Not trying to be a pain in the butt here, but if there was heading on the menu that said "CATALOGS" under For Sale/Wanted it would be very accessible and probably heavily used. You wouldn't have to hunt for it under some other category or ask a question like, "does anyone out there know where I can find a catalog that was posted on this site some time ago, but I can't find it when I do a search" and hope you get an answer. There appears to be some interest in my suggestion. And IF I had a catalog to share with other collectors under this category, I would.


----------



## 30thtbird (Aug 29, 2009)

I don't have many catalogs, but all I have and anymore that I come up with I would be willing to post. The only reason I haven't posted them in the past is because everytime I tried, it would say that I wasn't logged in. I get tired of fighting just to make a simple post. Kenny.


----------



## 37fleetwood (Aug 29, 2009)

Dave Marko said:


> Not trying to be a pain in the butt here, but if there was heading on the menu that said "CATALOGS" under For Sale/Wanted it would be very accessible and probably heavily used. You wouldn't have to hunt for it under some other category or ask a question like, "does anyone out there know where I can find a catalog that was posted on this site some time ago, but I can't find it when I do a search" and hope you get an answer. There appears to be some interest in my suggestion. And IF I had a catalog to share with other collectors under this category, I would.

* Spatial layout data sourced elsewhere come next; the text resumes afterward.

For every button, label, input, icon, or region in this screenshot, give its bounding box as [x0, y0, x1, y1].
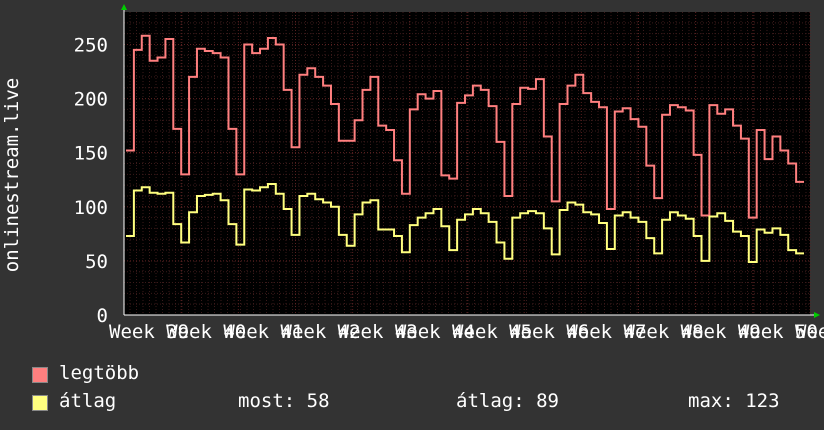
- y-tick-label: 250: [74, 34, 108, 56]
- legend-swatch-avg: [32, 395, 48, 411]
- x-tick-label: Week 51: [795, 321, 824, 340]
- y-tick-label: 50: [85, 251, 108, 273]
- y-tick-label: 150: [74, 143, 108, 165]
- legend-swatch-max: [32, 367, 48, 383]
- y-tick-label: 100: [74, 197, 108, 219]
- legend-label-avg: átlag: [59, 390, 117, 412]
- legend-item-max: legtöbb: [30, 362, 820, 388]
- chart-panel: 0 50 100 150 200 250 Week 39 Week 40 Week 41 Week…: [0, 0, 824, 430]
- stat-maximum: max: 123: [688, 390, 780, 412]
- y-axis-label: onlinestream.live: [1, 77, 23, 273]
- legend-label-max: legtöbb: [59, 362, 140, 384]
- x-axis-arrow: [814, 312, 820, 318]
- line-chart: 050100150200250Week 39Week 40Week 41Week…: [74, 4, 824, 340]
- y-axis-label-wrap: onlinestream.live: [0, 60, 24, 290]
- legend-item-avg: átlag most: 58 átlag: 89 max: 123: [30, 390, 820, 416]
- y-axis-arrow: [121, 4, 127, 10]
- y-tick-label: 0: [97, 305, 108, 327]
- y-tick-label: 200: [74, 89, 108, 111]
- stat-current: most: 58: [238, 390, 330, 412]
- stat-average: átlag: 89: [456, 390, 559, 412]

I think I misunderstood the post, you're looking to buy/sell original literature?


----------



## sensor (Aug 29, 2009)

maybe im misunderstanding too but i think he wants a stickie with catalogs in the classifieds section for reference.....
heck try nostalgic.net you can find almost anything on there
or trfindleys site for schwinns


----------



## Boris (Aug 29, 2009)

No Scott, I'm not looking for a place to buy and sell literature. You interpreted my suggestion correctly the first time. However, since I made that suggestion, I realized that there is already a place on this website where people can post their catalogs for others to view. I went to: Features column/Photo Gallery/Literature. I was wrong when I assumed that a catalog section would be heavily used, as it was kind of slim pickins'. I think the more I say about this, the more complicated it gets. But, here's a for instance, when you posted catalog information for the 1941 Colson, shouldn't it have gone into the literature section? Please don't take offense, I'm just using this as an example.


----------



## 37fleetwood (Aug 30, 2009)

I started posting catalogs years ago before I knew about the literature section you are speaking of, maybe even before it was even there. it was discussed that Scott would put my catalogs there and I gave full permission and said that I supported the idea. I don't have the ability to post them there and that's as far as it went. how many catalogs were you thinking of sharing? if it is just a few you can post them here in the restoration forum, eventually we can see if Scott can find time to get some of them put in the literature section.


----------



## sm2501 (Aug 30, 2009)

OK....start 'em coming. The floodgates are open! Email me your catalogs and I will get them posted to the literature section in the picture galleries. I will get them posted as soon as I can, but if I get alot at once, it may take a little time. Please send them to sm2501@aol.com. If the files are really large, I have another email address that can accept big files. Please email me for that address if needed.


----------



## Boris (Aug 30, 2009)

*Catalogs*

Thank you Scott! I'm sorry this turned into such a mess. Hopefully people will participate. It seems to me that this could be a very useful tool. The CABE  is a great website. Maybe now it will be even better!


----------



## 37fleetwood (Aug 30, 2009)

Dave, let me know what you're posting so I don't send in the same thing.


----------



## Boris (Sep 1, 2009)

Scott-
I don't have any catalogs....but if I did, I'd post em. Thank you!!!!!!!!!!!!!!
Maybe I'll get lucky and find something at the Iron Ranch Swap this month.


----------